I'm trying to understand the security of KDF but stuck with PBKDF case (case 3). Suppose, we have the following settings:
$KDF(SK,salt_1) \rightarrow k_1$
$KDF(SK,salt_2) \rightarrow k_2$
The adversary $A$ knows $salt_1$, $salt_2$, $k_2$ (and maybe even more derived keys $k_j$ for salts $salt_j$). His goal is to get $k_1$. Let even help him by makeing all salts closely related and haveing the same substring. Can $A$ learn $k_1$ from $salt_1$, $salt_2$, $k_2$?
In the best (and almost unrealistic) case $SK$ is random and uniformly distributed in key space $K$. In this case, we can use some PRF $F$ to derivate a key $k \leftarrow KDF(SK,salt,l):=F(SK,salt||0)||F(SK,salt||1)||...||F(SK,salt||l)$
In such case $A$ can't learn $k_1$, otherwise $F$ is not secure PRF.Slightly worse case: $SK$ is uniform in some subset of $K$. We need Extract-then-Expand KDF - so we use HKDF. At first we extract $k_{short} \leftarrow HMAC(salt, SK)$ and then expand $k_{short}$ to $k$ by using HMAC as PRF with key $k_{short}$. Again, $A$ can do nothing as long as underlying compression function in a hash is PRF and $SK$ has enough entropy.

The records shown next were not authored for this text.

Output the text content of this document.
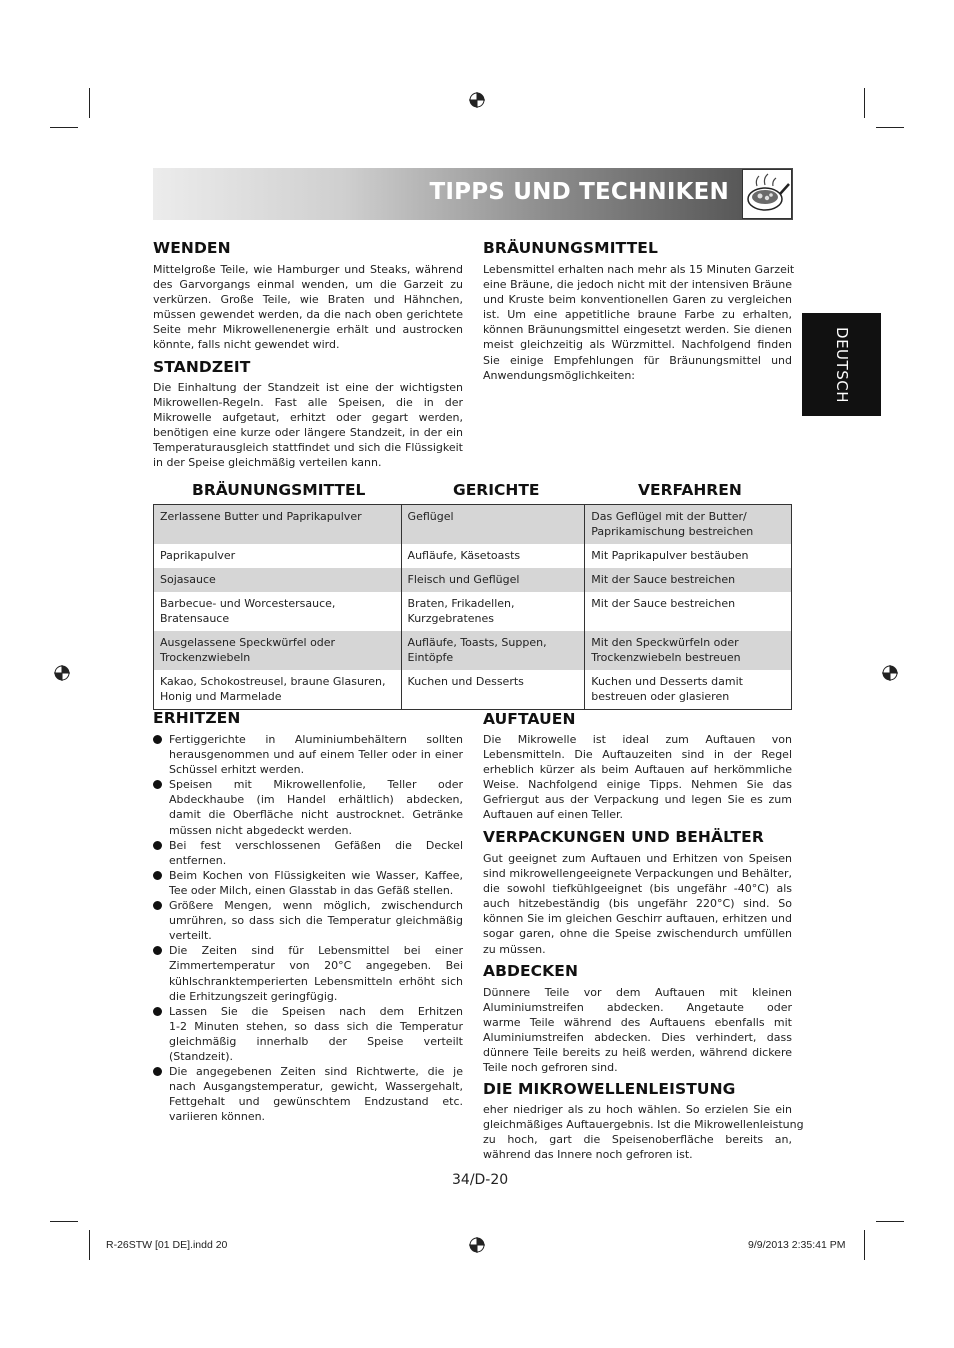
TIPPS UND TECHNIKEN
DEUTSCH
WENDEN
Mittelgroße Teile, wie Hamburger und Steaks, während
des Garvorgangs einmal wenden, um die Garzeit zu
verkürzen. Große Teile, wie Braten und Hähnchen,
müssen gewendet werden, da die nach oben gerichtete
Seite mehr Mikrowellenenergie erhält und austrocken
könnte, falls nicht gewendet wird.
STANDZEIT
Die Einhaltung der Standzeit ist eine der wichtigsten
Mikrowellen-Regeln. Fast alle Speisen, die in der
Mikrowelle aufgetaut, erhitzt oder gegart werden,
benötigen eine kurze oder längere Standzeit, in der ein
Temperaturausgleich stattfindet und sich die Flüssigkeit
in der Speise gleichmäßig verteilen kann.
BRÄUNUNGSMITTEL
Lebensmittel erhalten nach mehr als 15 Minuten Garzeit
eine Bräune, die jedoch nicht mit der intensiven Bräune
und Kruste beim konventionellen Garen zu vergleichen
ist. Um eine appetitliche braune Farbe zu erhalten,
können Bräunungsmittel eingesetzt werden. Sie dienen
meist gleichzeitig als Würzmittel. Nachfolgend finden
Sie einige Empfehlungen für Bräunungsmittel und
Anwendungsmöglichkeiten:
BRÄUNUNGSMITTEL	GERICHTE	VERFAHREN
Zerlassene Butter und Paprikapulver	Geflügel	Das Geflügel mit der Butter/
Paprikamischung bestreichen

Paprikapulver	Aufläufe, Käsetoasts	Mit Paprikapulver bestäuben

Sojasauce	Fleisch und Geflügel	Mit der Sauce bestreichen

Barbecue- und Worcestersauce,
Bratensauce	Braten, Frikadellen,
Kurzgebratenes	Mit der Sauce bestreichen

Ausgelassene Speckwürfel oder
Trockenzwiebeln	Aufläufe, Toasts, Suppen,
Eintöpfe	Mit den Speckwürfeln oder
Trockenzwiebeln bestreuen

Kakao, Schokostreusel, braune Glasuren,
Honig und Marmelade	Kuchen und Desserts	Kuchen und Desserts damit
bestreuen oder glasieren
ERHITZEN
Fertiggerichte in Aluminiumbehältern sollten
herausgenommen und auf einem Teller oder in einer
Schüssel erhitzt werden.
Speisen mit Mikrowellenfolie, Teller oder
Abdeckhaube (im Handel erhältlich) abdecken,
damit die Oberfläche nicht austrocknet. Getränke
müssen nicht abgedeckt werden.
Bei fest verschlossenen Gefäßen die Deckel
entfernen.
Beim Kochen von Flüssigkeiten wie Wasser, Kaffee,
Tee oder Milch, einen Glasstab in das Gefäß stellen.
Größere Mengen, wenn möglich, zwischendurch
umrühren, so dass sich die Temperatur gleichmäßig
verteilt.
Die Zeiten sind für Lebensmittel bei einer
Zimmertemperatur von 20°C angegeben. Bei
kühlschranktemperierten Lebensmitteln erhöht sich
die Erhitzungszeit geringfügig.
Lassen Sie die Speisen nach dem Erhitzen
1-2 Minuten stehen, so dass sich die Temperatur
gleichmäßig innerhalb der Speise verteilt
(Standzeit).
Die angegebenen Zeiten sind Richtwerte, die je
nach Ausgangstemperatur, gewicht, Wassergehalt,
Fettgehalt und gewünschtem Endzustand etc.
variieren können.
AUFTAUEN
Die Mikrowelle ist ideal zum Auftauen von
Lebensmitteln. Die Auftauzeiten sind in der Regel
erheblich kürzer als beim Auftauen auf herkömmliche
Weise. Nachfolgend einige Tipps. Nehmen Sie das
Gefriergut aus der Verpackung und legen Sie es zum
Auftauen auf einen Teller.
VERPACKUNGEN UND BEHÄLTER
Gut geeignet zum Auftauen und Erhitzen von Speisen
sind mikrowellengeeignete Verpackungen und Behälter,
die sowohl tiefkühlgeeignet (bis ungefähr -40°C) als
auch hitzebeständig (bis ungefähr 220°C) sind. So
können Sie im gleichen Geschirr auftauen, erhitzen und
sogar garen, ohne die Speise zwischendurch umfüllen
zu müssen.
ABDECKEN
Dünnere Teile vor dem Auftauen mit kleinen
Aluminiumstreifen abdecken. Angetaute oder
warme Teile während des Auftauens ebenfalls mit
Aluminiumstreifen abdecken. Dies verhindert, dass
dünnere Teile bereits zu heiß werden, während dickere
Teile noch gefroren sind.
DIE MIKROWELLENLEISTUNG
eher niedriger als zu hoch wählen. So erzielen Sie ein
gleichmäßiges Auftauergebnis. Ist die Mikrowellenleistung
zu hoch, gart die Speisenoberfläche bereits an,
während das Innere noch gefroren ist.
34/D-20
R-26STW [01 DE].indd 20	9/9/2013 2:35:41 PM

Worst case: $SK$ is a password. Suppose it's PBKDF1 and $k \leftarrow PBKDF1(pwd,salt,c) = H^{(c)}(pwd||salt)$
On the one hand, $A$ still should learn nothing about $k_1$ if the hash is secure. On the other, I've got a feeling that he knows enough data to come up with something better than bruteforce. Am I wrong?